# Boxed Mac and Cheese?



## bglassbe

I may regret asking this, but I'm curious if anyone has tried making a boxed Mac and cheese (we use Annie's) and then putting it into the smoker?  Picky kids - would rather start with something they know and like rather than going straight to homemade.  Is it even worth trying?  Thanks in advance!


----------



## ajbert

I say give it a try, you've got nothing to lose but quite a bit to gain if the kids like it.  If they like it, you might be able to get them to try the homemade stuff and they'll discover it's better than anything that comes out of a box!


----------



## nitis

Not sure if the have it in your region but Costco has a take n bake Mac n cheese that is unreal


----------



## driedstick

AJBert said:


> I say give it a try, you've got nothing to lose but quite a bit to gain if the kids like it.  If they like it, you might be able to get them to try the homemade stuff and they'll discover it's better than anything that comes out of a box!


Yep - you could try to make a boxed one and a home made one put both in the smoker and have a taste off?? good luck and let us know 

A full smoker is a happy smoker

DS


----------



## b-one

Never tried but Kraft makes a jalapeño version that's tasty.
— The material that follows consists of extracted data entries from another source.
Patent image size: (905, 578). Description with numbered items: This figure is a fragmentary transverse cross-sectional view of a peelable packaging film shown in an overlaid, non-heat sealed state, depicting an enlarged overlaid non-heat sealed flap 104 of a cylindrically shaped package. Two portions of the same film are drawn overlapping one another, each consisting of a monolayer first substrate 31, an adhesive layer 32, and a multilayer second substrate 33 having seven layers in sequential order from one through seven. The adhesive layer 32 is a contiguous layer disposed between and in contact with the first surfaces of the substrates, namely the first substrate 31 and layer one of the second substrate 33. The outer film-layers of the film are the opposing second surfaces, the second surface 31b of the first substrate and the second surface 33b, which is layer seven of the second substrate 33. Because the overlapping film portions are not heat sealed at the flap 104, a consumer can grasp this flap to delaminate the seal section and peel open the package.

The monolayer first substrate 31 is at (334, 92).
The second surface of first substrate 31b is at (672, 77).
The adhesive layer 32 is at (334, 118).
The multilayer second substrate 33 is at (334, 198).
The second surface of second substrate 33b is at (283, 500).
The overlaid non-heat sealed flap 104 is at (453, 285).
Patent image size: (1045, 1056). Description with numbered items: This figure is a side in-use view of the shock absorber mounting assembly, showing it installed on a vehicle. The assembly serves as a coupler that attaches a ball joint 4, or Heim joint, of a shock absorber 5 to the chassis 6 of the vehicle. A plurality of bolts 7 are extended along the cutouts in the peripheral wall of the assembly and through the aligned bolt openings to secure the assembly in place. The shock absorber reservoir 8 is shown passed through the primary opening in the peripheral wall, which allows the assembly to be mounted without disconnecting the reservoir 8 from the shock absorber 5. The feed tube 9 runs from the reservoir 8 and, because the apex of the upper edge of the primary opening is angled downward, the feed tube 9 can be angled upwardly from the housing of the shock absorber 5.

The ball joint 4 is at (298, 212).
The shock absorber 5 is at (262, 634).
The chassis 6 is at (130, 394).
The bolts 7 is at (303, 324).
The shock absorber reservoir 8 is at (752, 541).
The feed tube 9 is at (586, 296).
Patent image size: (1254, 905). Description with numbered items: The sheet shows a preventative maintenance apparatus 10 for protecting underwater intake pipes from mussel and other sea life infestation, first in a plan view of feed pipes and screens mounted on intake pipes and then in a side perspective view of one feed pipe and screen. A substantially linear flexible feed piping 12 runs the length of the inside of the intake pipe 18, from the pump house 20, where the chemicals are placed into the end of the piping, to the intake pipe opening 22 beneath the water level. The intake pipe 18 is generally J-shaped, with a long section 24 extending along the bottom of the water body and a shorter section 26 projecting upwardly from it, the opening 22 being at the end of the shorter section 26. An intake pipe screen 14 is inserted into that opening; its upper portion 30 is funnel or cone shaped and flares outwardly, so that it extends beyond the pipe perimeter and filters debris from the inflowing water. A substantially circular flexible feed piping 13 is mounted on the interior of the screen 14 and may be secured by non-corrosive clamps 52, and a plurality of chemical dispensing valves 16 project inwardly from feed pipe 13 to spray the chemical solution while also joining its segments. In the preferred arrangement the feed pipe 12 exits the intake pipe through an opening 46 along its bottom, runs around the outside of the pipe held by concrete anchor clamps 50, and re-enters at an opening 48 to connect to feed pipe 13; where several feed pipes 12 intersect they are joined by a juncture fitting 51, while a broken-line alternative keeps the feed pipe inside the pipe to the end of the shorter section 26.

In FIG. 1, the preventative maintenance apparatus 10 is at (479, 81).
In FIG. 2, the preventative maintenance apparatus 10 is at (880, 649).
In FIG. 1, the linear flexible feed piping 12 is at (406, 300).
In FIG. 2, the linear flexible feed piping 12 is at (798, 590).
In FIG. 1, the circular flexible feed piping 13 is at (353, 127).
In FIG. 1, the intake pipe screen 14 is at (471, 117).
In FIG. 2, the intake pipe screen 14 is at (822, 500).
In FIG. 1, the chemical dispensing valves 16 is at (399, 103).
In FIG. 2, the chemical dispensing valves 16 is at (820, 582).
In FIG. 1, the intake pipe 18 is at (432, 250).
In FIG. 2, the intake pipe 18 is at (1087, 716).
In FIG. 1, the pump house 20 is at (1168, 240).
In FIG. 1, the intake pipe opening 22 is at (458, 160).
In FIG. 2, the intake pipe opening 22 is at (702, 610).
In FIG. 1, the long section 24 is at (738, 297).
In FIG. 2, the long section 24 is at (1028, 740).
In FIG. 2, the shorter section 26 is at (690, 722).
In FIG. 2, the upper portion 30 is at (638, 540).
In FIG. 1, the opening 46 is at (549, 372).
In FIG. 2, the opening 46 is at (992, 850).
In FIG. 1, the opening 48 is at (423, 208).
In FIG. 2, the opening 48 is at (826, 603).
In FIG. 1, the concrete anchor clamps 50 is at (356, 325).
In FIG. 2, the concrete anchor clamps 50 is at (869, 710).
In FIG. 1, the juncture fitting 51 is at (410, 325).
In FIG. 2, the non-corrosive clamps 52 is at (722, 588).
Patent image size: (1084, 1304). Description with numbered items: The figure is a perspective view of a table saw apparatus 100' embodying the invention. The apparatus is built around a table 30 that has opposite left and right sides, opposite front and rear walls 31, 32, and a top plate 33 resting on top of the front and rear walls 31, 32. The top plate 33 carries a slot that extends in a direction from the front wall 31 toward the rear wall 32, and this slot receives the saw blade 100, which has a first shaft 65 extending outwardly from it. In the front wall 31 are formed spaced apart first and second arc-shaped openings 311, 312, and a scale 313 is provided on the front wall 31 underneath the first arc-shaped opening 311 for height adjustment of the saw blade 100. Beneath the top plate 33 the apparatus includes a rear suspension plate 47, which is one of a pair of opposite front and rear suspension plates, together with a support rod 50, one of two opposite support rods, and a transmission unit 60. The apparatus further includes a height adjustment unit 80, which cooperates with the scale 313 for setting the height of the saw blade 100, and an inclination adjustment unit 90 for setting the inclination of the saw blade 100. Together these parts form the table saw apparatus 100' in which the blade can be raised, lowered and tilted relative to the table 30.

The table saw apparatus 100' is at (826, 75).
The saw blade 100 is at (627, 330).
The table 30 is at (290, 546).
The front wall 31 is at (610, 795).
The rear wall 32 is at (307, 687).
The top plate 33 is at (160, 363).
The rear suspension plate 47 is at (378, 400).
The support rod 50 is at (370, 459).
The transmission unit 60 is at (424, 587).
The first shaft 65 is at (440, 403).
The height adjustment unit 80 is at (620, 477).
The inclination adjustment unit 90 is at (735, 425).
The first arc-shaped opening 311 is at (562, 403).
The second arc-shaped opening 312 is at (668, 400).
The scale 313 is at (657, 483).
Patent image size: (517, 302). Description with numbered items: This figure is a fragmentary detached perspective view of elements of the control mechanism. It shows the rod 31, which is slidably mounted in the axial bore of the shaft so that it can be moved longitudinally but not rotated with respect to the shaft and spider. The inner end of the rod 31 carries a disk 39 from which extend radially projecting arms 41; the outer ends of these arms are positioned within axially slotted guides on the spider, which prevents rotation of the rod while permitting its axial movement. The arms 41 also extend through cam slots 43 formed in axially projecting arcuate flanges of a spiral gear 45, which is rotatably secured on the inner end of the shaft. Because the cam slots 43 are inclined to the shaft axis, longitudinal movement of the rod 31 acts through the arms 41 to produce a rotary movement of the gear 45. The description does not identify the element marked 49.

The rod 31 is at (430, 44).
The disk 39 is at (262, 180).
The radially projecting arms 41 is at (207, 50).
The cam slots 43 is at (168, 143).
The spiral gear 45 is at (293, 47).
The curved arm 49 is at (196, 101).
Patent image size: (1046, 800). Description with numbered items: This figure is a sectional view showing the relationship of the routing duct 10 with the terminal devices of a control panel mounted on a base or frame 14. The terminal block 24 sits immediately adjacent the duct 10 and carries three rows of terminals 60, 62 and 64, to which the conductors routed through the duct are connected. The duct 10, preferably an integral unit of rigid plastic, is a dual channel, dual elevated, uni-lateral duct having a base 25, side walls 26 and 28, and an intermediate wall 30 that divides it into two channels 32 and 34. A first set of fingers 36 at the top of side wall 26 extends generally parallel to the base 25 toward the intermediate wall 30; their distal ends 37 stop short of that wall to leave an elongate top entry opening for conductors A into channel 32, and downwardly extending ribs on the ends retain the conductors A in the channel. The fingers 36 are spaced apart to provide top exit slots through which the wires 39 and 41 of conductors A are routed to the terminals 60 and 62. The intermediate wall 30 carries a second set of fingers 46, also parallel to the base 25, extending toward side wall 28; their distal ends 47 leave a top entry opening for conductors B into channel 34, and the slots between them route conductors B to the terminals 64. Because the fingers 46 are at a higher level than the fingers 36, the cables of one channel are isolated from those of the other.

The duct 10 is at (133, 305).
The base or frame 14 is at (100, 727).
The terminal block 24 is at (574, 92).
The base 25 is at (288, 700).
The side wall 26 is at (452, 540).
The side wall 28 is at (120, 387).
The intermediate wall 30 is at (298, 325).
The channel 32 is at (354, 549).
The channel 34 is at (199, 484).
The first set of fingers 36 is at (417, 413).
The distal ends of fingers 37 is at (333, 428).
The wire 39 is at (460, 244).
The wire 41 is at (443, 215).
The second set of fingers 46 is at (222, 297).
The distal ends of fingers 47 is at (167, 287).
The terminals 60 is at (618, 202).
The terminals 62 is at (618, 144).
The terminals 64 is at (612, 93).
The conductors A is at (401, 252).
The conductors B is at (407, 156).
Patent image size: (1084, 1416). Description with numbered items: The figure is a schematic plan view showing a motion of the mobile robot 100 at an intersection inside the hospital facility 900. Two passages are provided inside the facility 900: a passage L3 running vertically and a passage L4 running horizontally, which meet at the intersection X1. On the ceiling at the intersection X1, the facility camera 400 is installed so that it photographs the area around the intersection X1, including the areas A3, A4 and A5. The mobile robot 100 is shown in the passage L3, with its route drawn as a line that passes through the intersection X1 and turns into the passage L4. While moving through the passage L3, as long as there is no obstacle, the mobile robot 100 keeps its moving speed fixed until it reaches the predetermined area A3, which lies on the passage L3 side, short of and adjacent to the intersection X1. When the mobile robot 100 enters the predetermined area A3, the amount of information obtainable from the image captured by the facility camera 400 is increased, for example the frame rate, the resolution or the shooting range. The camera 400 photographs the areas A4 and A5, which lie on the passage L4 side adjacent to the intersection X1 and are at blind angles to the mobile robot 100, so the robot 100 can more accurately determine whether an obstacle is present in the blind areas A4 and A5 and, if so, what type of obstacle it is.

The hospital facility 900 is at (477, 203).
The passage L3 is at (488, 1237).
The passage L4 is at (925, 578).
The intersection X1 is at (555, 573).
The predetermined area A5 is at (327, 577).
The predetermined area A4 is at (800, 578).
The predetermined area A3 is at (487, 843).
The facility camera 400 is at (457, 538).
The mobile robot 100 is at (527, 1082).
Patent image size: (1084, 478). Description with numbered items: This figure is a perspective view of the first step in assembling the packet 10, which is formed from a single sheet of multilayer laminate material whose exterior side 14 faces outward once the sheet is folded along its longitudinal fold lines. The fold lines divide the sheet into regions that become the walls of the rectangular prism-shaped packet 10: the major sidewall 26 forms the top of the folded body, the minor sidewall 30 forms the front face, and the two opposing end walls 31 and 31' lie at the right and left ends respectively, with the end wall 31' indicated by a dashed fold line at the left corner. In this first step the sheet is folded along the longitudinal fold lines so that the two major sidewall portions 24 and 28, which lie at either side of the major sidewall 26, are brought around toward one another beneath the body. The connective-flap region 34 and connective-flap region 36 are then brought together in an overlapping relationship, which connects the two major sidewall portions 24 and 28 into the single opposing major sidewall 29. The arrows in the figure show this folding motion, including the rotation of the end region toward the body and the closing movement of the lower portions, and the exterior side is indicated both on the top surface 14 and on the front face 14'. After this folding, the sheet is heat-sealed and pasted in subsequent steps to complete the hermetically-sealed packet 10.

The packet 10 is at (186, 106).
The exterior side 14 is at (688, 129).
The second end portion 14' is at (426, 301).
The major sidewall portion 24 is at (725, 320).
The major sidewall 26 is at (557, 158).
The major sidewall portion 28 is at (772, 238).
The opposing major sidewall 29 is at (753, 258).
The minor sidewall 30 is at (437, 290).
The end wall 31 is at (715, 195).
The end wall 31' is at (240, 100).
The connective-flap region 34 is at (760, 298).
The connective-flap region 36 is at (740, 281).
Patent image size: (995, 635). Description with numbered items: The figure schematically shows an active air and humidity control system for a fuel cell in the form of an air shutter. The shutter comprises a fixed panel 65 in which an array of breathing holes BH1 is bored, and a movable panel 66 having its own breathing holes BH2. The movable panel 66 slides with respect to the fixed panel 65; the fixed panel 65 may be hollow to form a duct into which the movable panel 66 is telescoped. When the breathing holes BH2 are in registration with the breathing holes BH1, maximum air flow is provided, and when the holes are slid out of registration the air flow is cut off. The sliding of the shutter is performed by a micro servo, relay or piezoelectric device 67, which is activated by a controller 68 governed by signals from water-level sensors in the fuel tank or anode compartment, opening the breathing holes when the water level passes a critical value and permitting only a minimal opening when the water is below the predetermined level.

I smoked some thawed out Marie Callender's and it was horrible.


----------



## smokinjoe52

Add a little home smoked chesse to the mixture.  Stir until melted.  You won't beleive how good it tastes.  We use cheddar or Havarti.

Start with about a 1 inch square of cheese.  Grate it before adding to the standard boxed mac and cheese.  Adjust to taste from there.

smokinjoe


----------